NLC President, Ayuba Wabba, said in his New Year message to Nigerians and workers that 2015 was particularly a trying year economically as a result of falling crude oil price, compounded by massive corruption and maladministration by the Jonathan administration.
Mr. Wabba said the situation was worsened at the state levels as state governors across political parties further incapacitated workers and Nigerians through reckless plundering of state resources.
He said the situation was so bad that by May 29, 2015 handover date, most of the governors could neither perform the ceremonial handing over, nor pay workers' salaries for between three to nine months.
Rather than finding creative ways of reviving the economy devastated by their mismanagement and lack of foresight, the NLC President said the country's leaders resorted to Nigerian workers and the people as scapegoats.
The NLC boss said the workers would be entering 2016 faced with uncertainties and other challenges, saying they expect the Buhari administration to provide succour to the people in areas that have eluded them for decades.
He warned against recent threats by the Nigerian Governors Forum to abandon the N18, 000 national minimum wage, or consider sacking workers in the new year, saying: "We will fight to defend the right of workers to be paid take home wages that can actually take us home."
Mr. Wabba accused President Buhari of giving tacit support to the governors, by agreeing during his maiden presidential media chat on Wednesday that states may not be able to with the minimum wage.
The President, he pointed out, cannot empirically defend his support to the states, arguing that there was no state that cannot pay much more than the minimum wage if corruption and extravagance by public office holders were removed.
Although it said it was ready to negotiate with government on the review of workers salary, the NLC said such negotiations would be predicated on the precondition of upward review.
Mr. Wabba wants government to identify notorious businesses and multinational companies evading taxes and get them to comply accordingly.
"Government needs to impose property tax on the several hundreds of flashy estates and other structures in Abuja and several state capitals across the country. Some of these structures have remained unoccupied for years, making us to believe that they are properties developed with laundered funds," he said.
Accusing government of conniving with the World Bank and the International Monetary Fund, IMF, to exploit the current low crude oil price to remove fuel subsidy, the NLC said this was a unique opportunity for Nigeria to diversify its economic base.
"Virtually all parts of our country is blessed with one form of agricultural produce or the other. Our governments need to invest in modern agricultural infrastructure so that we can bring back the groundnut pyramids, the cocoa and palm plantations of the First Republic," the NLC stated.
It condemned government's plan to withdraw subsidy on petroleum products and deregulation of the downstream sector of the oil industry, saying workers would resist the Minister of State for Petroleum Resources, Ibe Kachikwu's desire to increase fuel prices in the name of "price modulation".
Despite the minister's recent statements, Mr. Wabba said the workers would hold President Buhari to his words that "there is indeed no fuel subsidy to be removed".

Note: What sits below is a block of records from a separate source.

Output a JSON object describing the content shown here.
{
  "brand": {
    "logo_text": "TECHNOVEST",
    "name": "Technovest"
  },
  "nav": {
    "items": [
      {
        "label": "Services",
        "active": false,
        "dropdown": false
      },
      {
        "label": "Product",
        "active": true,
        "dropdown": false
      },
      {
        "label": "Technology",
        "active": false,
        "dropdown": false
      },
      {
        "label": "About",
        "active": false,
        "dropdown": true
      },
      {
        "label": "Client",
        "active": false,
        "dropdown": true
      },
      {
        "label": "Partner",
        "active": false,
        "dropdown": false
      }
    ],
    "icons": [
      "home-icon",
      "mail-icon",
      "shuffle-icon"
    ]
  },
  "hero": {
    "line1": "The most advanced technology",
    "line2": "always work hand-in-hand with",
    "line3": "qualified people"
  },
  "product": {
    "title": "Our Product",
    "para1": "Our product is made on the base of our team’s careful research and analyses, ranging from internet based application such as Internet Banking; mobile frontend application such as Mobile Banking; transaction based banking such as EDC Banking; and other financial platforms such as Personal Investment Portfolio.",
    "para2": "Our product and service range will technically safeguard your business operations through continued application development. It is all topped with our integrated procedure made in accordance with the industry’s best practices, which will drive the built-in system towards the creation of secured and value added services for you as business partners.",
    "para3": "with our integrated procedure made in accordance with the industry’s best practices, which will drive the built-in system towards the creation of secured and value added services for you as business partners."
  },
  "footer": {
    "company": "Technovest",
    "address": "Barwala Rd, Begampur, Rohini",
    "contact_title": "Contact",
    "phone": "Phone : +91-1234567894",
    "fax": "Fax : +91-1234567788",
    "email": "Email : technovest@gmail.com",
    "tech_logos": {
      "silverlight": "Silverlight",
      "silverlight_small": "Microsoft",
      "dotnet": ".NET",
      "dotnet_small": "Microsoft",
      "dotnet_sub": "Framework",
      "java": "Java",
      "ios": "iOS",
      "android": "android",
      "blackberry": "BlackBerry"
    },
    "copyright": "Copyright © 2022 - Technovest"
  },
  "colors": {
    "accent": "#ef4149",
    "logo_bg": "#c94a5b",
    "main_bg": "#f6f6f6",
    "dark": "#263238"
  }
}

The NLC blamed the country's problems on endemic corruption in all facets of the society, saying the greatest casualties were the average Nigerians who are in perpetual economic bondage, lack of basic infrastructure and violence and general insecurity of lives and property.
The recent exposure of the massive corruption scam by the former National Security Adviser, Sambo Dasuki, the Congress said, has strengthened the workers' resolve to support President Buhari's resolve to fight and defeat corruption.
The NLC vowed to intensify its campaign for good governance in 2016, along with its battle against corruption, by working with professional bodies and other credible groups to "institute a mechanism of accountability and assessment of all public office holders".
It promised to convene a National Civil Society Summit before the end of the first quarter to address how they could hold political leaders to account and make them responsive to the developmental aspirations of the people.
"The summit will agree on mechanisms for developing a scorecard for cabinet ministers and state governors on good governance index to be released every December," the labour body explained.
The summit, the NLC President said, would work with the Nigerian Bar Association, to devise ways to block loopholes in the country's justice system to prevent treasury looters from evading justice for upward of seven to 10 years.
On the way forward for the oil sector, the NLC urged the federal government to expand the country's domestic refining capacity by building decentralised modular refineries to guarantee supply of 100 per cent of the country's fuel needs.
In the light of dwindling oil revenues, the NLC asked government to take drastic action to reduce the high cost of governance in the three tiers of government by cutting salaries and allowances of "certain political and judicial office holders" put at about N1.126 trillion annually.